Document Type

Article

Publication Date

3-2017

Publication Title

Scientific Reports

Volume

7

Issue

1

Pages

57 (13 pages)

DOI

10.1038/s41598-017-00092-0

Abstract

The detailed molecular mechanisms underlying the permeabilization of cell membranes by pulsed electric fields (electroporation) remain obscure despite decades of investigative effort. To advance beyond descriptive schematics to the development of robust, predictive models, empirical parameters in existing models must be replaced with physics- and biology-based terms anchored in experimental observations.
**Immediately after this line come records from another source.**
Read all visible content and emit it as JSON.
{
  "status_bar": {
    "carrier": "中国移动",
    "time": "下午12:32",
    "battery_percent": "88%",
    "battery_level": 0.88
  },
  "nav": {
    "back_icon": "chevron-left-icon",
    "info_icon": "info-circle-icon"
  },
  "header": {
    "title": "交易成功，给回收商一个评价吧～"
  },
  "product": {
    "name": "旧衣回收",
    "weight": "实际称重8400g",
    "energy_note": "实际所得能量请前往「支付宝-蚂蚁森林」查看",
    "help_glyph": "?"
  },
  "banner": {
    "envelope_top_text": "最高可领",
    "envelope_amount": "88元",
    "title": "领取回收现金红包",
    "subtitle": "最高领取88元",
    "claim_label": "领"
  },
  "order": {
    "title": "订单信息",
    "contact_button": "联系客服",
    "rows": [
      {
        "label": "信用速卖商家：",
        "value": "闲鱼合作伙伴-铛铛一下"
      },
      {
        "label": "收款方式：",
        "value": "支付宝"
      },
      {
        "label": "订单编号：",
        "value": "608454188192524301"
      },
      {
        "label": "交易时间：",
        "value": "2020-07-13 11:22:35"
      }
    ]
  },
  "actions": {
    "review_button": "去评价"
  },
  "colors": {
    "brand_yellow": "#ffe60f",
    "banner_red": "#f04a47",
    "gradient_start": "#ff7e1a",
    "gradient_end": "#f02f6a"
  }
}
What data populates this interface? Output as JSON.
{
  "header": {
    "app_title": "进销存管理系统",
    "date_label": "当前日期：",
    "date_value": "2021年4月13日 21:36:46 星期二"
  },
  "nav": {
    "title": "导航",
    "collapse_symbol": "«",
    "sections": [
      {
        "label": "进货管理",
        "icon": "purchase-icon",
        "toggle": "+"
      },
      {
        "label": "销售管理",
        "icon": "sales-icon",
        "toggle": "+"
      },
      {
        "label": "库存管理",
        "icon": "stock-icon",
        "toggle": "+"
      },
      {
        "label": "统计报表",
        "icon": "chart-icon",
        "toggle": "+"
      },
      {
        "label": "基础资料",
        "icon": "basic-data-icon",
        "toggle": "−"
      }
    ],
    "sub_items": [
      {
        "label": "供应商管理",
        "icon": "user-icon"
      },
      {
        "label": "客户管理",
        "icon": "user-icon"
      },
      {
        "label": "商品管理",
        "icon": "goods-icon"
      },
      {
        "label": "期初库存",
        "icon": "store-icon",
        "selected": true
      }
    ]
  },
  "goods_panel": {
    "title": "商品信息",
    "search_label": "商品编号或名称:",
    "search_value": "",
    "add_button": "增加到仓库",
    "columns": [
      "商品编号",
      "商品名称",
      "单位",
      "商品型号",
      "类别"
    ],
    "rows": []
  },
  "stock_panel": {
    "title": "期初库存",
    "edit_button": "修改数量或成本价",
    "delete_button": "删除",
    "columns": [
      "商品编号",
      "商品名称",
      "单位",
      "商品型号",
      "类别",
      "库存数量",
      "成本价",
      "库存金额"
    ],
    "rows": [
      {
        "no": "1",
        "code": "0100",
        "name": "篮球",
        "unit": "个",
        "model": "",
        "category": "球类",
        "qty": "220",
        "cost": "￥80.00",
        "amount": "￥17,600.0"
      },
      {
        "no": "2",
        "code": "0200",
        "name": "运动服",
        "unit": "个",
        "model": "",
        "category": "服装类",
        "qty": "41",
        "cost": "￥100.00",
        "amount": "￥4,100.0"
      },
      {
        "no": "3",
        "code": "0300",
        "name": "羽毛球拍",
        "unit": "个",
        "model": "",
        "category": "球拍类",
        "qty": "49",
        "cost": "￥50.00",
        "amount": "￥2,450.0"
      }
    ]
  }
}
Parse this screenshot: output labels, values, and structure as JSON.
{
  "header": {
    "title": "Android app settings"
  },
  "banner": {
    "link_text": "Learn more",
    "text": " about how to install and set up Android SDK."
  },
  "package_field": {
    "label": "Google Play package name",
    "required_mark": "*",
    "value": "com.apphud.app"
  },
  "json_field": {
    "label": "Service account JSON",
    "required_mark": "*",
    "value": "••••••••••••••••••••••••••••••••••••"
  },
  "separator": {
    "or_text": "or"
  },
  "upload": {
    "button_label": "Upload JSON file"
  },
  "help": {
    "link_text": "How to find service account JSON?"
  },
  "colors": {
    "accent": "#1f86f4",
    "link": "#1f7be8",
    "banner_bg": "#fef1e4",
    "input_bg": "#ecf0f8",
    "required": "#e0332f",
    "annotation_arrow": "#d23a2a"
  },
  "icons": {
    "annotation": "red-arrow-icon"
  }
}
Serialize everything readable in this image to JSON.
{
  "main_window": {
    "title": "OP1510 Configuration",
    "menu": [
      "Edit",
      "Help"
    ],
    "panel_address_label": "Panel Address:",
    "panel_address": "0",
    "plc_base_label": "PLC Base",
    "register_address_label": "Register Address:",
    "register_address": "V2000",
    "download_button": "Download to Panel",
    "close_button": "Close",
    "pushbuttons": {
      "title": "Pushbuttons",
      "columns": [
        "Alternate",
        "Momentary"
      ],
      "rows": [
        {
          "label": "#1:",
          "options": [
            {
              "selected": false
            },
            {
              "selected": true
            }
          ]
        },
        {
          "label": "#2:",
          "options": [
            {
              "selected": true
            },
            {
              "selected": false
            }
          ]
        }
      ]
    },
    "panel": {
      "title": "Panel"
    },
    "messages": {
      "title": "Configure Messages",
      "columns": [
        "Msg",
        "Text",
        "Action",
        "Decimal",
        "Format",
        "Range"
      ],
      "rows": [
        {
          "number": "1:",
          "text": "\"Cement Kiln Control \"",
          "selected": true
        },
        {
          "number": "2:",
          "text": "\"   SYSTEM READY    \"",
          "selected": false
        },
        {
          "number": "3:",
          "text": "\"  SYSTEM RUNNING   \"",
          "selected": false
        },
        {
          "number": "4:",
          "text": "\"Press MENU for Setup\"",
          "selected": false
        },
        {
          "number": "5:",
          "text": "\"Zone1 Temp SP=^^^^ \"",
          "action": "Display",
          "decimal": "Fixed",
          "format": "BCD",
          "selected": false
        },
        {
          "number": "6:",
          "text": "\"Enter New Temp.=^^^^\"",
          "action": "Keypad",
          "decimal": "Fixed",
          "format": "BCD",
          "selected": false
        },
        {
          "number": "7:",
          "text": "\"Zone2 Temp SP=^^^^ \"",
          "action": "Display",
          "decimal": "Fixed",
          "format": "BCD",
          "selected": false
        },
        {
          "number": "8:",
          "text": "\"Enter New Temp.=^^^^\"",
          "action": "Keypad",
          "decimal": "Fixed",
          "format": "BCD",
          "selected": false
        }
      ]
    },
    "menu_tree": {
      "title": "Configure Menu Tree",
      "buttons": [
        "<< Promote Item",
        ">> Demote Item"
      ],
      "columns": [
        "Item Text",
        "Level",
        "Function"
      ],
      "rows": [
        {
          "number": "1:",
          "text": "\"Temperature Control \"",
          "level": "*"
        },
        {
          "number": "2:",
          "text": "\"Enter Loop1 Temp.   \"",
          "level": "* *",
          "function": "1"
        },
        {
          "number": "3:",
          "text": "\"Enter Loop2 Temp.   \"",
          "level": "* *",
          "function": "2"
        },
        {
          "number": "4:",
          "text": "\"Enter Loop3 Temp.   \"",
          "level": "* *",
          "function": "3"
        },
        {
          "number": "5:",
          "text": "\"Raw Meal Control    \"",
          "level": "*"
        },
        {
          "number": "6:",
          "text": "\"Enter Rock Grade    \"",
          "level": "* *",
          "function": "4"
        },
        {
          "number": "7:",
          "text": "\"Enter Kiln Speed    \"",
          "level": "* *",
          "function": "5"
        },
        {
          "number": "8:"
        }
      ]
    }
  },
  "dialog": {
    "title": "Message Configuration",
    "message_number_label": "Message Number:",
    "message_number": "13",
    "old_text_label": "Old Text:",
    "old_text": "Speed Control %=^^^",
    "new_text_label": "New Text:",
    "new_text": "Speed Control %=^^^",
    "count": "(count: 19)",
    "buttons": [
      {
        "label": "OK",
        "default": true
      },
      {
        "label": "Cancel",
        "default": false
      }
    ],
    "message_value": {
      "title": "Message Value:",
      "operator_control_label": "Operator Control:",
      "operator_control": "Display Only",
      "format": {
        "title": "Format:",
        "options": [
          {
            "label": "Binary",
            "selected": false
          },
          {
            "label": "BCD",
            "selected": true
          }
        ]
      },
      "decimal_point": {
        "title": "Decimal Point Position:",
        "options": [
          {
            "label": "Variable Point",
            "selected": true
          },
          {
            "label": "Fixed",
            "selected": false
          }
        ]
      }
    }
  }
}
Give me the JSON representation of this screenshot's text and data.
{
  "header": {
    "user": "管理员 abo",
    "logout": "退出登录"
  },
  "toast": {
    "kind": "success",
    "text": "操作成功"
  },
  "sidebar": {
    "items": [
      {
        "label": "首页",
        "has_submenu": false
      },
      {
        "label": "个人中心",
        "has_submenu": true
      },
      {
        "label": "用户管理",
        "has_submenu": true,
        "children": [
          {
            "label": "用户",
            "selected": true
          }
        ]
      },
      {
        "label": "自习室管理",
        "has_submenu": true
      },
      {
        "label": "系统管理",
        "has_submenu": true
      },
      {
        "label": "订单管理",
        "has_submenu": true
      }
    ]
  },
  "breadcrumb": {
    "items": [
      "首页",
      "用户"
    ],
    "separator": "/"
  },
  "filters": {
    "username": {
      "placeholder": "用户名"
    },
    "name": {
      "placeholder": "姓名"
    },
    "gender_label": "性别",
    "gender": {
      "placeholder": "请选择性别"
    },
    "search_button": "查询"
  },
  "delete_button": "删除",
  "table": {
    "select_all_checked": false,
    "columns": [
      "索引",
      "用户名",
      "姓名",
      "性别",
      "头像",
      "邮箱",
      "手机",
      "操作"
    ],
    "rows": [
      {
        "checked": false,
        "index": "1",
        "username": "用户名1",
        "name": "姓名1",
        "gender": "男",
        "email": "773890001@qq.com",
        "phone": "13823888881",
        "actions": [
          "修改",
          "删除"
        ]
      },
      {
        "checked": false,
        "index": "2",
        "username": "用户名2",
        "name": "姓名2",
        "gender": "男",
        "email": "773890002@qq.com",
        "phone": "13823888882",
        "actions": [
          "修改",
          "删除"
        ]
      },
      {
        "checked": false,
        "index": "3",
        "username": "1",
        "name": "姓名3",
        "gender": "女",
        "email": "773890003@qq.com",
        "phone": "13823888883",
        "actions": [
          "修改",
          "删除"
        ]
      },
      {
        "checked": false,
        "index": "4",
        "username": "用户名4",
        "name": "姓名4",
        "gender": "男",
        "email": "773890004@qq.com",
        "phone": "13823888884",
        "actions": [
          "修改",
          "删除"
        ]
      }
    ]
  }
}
We report here absolute values for the uptake of YO-PRO-1, a small-molecule fluorescent indicator of membrane integrity, into cells after a single electric pulse lasting only 6 ns. We correlate these measured values, based on fluorescence microphotometry of hundreds of individual cells, with a diffusion-based geometric analysis of pore-mediated transport and with molecular simulations of transport across electropores in a phospholipid bilayer. The results challenge the "drift and diffusion through a pore" model that dominates conventional explanatory schemes for the electroporative transfer of small molecules into cells and point to the necessity for a more complex model.

Comments

This work is open access under a Creative Commons Attribution 4.0 International License.

Original Publication Citation

Sözer, E. B., Levine, Z. A., & Vernier, P. T. (2017). Quantitative limits on small molecule transport via the electropermeome - measuring and modeling single nanosecond perturbations. Scientific Reports, 7(1), 57. doi:10.1038/s41598-017-00092-0

ORCID

0000-0002-6244-3670 (Sözer), 0000-0003-2335-1500 (Vernier)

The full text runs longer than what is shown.